In most instances, such self-criticism speeches are essentially a performance, since people do not usually admit their actual mistakes. They know better than to admit such things as telling dangerous political jokes or selling spare parts from their factory to the black market. Rather, they confess to being late to work, or feeling sleepy in the indoctrination session. In most cases, people make deals as to who is going to say what in criticism of another. Yet, self-criticism sessions are still a powerful tool that brings pressure to bear and make people follow the party line. And there is always a possibility that a colleague will use a session to openly discuss serious problems. If this happens in public, such an attack is basically impossible to gloss over. The risk, albeit small, is still very serious.

However, over the last few decades the above-described system has eroded considerably. The major reason is the dramatic transformation of North Korean society, which began in the early 1990s. The old society of Juche state socialism (or should we say Nationalist hyper-Stalinism?) is long dead. The state no longer delivers the goods and services it once did, and a significant part of the economy is now in private hands – though, this is never admitted publically.

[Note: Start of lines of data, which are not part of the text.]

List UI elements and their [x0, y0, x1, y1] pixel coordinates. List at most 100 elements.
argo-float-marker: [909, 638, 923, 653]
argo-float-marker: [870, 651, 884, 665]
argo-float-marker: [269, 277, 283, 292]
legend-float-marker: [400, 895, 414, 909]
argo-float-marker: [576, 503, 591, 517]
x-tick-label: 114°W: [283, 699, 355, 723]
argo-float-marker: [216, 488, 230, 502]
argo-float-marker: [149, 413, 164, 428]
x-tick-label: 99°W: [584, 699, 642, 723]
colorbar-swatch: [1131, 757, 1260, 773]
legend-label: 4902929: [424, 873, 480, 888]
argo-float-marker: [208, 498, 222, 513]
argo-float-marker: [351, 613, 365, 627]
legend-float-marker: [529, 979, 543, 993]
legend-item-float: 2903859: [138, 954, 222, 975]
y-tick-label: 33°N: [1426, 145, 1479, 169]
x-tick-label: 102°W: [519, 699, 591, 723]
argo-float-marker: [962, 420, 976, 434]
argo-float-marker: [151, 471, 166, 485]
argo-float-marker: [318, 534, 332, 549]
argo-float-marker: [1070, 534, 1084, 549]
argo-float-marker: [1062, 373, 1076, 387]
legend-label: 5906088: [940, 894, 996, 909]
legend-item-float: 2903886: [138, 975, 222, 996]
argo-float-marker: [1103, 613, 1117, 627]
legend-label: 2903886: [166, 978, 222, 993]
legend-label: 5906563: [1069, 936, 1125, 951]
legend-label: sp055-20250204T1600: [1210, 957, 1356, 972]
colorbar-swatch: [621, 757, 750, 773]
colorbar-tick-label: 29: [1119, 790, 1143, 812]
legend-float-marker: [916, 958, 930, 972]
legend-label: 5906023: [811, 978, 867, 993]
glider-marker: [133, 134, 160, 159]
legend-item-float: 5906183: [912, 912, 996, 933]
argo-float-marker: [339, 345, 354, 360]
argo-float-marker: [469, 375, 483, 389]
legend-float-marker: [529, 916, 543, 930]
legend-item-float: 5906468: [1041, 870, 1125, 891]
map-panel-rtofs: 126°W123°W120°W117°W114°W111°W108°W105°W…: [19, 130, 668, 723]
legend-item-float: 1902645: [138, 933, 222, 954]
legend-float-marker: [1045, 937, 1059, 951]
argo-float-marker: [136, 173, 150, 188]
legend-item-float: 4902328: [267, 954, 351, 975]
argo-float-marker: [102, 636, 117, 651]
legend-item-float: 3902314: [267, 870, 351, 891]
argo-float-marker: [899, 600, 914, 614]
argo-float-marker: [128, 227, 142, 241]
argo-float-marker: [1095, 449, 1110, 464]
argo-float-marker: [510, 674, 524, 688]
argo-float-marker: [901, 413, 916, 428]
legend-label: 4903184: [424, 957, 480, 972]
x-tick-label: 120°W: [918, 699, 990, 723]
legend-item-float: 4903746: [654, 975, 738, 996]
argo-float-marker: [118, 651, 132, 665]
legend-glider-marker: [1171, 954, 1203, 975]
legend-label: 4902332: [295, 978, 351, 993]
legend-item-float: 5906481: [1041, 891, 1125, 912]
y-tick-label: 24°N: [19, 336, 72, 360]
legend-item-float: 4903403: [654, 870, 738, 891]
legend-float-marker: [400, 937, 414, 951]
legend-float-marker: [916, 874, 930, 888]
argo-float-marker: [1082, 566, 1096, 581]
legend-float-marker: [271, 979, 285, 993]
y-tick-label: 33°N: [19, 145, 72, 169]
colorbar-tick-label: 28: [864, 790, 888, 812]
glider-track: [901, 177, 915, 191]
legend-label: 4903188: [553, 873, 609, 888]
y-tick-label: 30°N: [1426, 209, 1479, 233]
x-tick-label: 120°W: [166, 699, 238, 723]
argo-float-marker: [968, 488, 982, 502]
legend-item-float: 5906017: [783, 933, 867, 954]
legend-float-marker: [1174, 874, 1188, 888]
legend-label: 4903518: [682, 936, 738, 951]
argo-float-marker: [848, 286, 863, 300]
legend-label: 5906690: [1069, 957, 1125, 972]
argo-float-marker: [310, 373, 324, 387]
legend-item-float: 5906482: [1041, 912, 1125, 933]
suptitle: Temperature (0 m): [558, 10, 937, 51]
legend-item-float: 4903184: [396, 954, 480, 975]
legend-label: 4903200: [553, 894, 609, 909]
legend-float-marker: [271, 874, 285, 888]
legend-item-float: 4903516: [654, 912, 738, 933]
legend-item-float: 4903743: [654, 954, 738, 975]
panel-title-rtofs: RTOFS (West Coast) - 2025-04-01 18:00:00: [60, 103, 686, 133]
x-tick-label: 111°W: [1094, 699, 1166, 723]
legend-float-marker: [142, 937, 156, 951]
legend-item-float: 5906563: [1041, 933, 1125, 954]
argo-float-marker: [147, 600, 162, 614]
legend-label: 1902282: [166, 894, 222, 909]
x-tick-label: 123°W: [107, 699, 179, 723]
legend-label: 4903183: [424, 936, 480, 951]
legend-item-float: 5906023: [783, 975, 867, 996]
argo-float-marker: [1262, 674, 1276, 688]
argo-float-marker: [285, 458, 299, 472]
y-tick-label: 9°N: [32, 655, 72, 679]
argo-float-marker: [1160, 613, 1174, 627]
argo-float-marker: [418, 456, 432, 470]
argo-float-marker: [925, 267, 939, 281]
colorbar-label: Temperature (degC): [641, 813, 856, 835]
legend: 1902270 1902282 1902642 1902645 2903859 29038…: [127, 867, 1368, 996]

In this situation many are not enthusiastic about participation in time-consuming and tedious official rituals. In the past they were more willing to do so because real or simulated ideological zeal was important in getting promotion, as well as assorted perks from their supervisors. This is clearly not the case anymore, and therefore North Koreans are beginning to wonder why they should spend some much time on such boring exercises.

As a matter of fact, it is now even possible to officially buy the right to skip indoctrination sessions. One can make an agreement with one’s supervisors to pay the so-called ‘3rd August contribution’ (no time here to explain where this peculiar term comes from). Such a contribution buys the right to be absent from work. This is important because in North Korea, every able-bodied adult male, and every non-married able-bodied adult woman must have a job with a government enterprise and fail to do so is a crime that is punishable by a short prison term. However, the ‘3rd August contribution’ does not just buy the right to be unemployed, but it also buys the right to be absent from the aforementioned organizational activities.

The money required though is often large, well in excess of official salaries. Therefore, only people with a good income from the private economy can afford to pay. The less fortunate still go to official functions, but to spend as little time on it as possible, as well as show as little enthusiasm as they can in the government’s efforts to make them hard working, patriotic and leader-fearing subjects of the benevolent and mighty Juche state.